Iakov Fainzilber was born in 1901 in Vasilkov, 20 miles south of Kiev, Ukraine. In 1919 he graduated from a gymnasium in Kiev and entered the Kiev Medical Institute (now Bogomolets National Medical University). Upon completing his studies there in 1925, he worked as a surgeon at various regional medical centers in Ukraine and Belorussia. In the 1930s Fainzilber returned to Kiev, where he specialized in neurosurgery. By the time the Soviet-German war began in June 1941, he had published five scientific works.
Iakov Fainzilber was drafted into the Red Army in 1939 and, as a military doctor, took part in the Soviet invasion of Eastern Poland in September 1939. In 1940, he was released, but in the summer of 1941, with the German attack on the Soviet Union, he was called up for service again. He began as an ordinary neurosurgeon in a military hospital deep in the rear, but from 1942 he headed the neurosurgery departments at various rear hospitals attached to the Leningrad Front, the 3rd Baltic Front, the 2nd Belorussian Front, and other fronts. In December 1942 and in 1943, on the 3rd Baltic Front Fainzilber performed 1,210 operations on the brains, spinal cords, and peripheral nervous systems of the wounded. His highest rank during the war was major of the medical service. He was awarded three military orders and medals.
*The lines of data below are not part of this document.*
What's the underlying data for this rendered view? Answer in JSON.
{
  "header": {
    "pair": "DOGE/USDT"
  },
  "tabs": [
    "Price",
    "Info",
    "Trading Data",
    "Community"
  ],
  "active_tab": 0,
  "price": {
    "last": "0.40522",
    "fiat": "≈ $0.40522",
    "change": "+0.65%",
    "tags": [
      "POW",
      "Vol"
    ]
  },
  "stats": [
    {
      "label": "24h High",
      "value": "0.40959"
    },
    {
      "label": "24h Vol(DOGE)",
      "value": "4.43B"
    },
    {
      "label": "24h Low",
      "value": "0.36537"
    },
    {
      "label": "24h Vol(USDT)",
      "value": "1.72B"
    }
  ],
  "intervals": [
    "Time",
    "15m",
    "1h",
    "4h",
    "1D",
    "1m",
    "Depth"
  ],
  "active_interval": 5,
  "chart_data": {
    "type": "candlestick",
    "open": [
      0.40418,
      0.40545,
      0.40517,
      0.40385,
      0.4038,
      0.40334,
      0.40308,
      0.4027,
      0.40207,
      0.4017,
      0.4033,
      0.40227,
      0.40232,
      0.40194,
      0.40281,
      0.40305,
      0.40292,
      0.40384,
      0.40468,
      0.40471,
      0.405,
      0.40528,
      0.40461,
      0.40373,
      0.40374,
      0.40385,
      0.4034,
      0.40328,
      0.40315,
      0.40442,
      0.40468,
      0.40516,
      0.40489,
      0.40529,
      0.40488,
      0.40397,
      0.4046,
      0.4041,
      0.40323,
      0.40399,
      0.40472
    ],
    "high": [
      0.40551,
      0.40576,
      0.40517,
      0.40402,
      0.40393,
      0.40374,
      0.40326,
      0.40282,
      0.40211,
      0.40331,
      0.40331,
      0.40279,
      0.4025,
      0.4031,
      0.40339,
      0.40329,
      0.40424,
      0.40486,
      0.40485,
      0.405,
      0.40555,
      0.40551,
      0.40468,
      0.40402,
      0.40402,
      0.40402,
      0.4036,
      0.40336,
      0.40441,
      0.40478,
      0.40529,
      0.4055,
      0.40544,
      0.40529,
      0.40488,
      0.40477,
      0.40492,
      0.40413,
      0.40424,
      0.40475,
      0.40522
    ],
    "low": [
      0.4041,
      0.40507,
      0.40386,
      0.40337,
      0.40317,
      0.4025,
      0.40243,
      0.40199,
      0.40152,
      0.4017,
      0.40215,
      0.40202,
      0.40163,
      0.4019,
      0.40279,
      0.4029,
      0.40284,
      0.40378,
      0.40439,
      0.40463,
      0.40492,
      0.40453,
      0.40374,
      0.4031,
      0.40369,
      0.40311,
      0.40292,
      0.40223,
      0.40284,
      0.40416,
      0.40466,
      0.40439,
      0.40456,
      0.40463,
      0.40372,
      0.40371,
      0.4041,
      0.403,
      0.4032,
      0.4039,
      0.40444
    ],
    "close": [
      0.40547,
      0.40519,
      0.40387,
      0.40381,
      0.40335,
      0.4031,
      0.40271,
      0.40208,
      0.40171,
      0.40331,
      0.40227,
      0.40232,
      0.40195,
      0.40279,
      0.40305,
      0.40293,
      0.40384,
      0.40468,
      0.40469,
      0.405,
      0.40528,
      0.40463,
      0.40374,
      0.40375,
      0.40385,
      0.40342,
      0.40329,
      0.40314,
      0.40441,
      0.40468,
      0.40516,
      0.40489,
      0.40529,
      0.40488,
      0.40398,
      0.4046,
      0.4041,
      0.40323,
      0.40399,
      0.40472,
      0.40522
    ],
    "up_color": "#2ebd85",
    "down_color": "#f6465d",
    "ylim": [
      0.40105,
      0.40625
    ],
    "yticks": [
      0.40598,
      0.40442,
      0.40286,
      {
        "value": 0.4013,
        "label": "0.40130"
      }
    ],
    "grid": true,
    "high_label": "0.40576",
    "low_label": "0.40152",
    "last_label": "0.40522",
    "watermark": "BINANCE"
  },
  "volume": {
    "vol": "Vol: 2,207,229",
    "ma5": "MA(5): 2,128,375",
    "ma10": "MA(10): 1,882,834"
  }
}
In December 1943, an article on Iakov Fainzilber was prepared for the Moscow-based Yiddish newspaper Eynikayt by Mikhail Tsunts.
After the war, Fainzilber returned to medical science. In 1947 he defended his dissertation ("The surgical treatment of gunshot wounds of the spine and spinal cord") and, subsequently, headed the department for acute trauma of the central nervous system at the Kiev Psycho-neurological Institute. He died in 1973.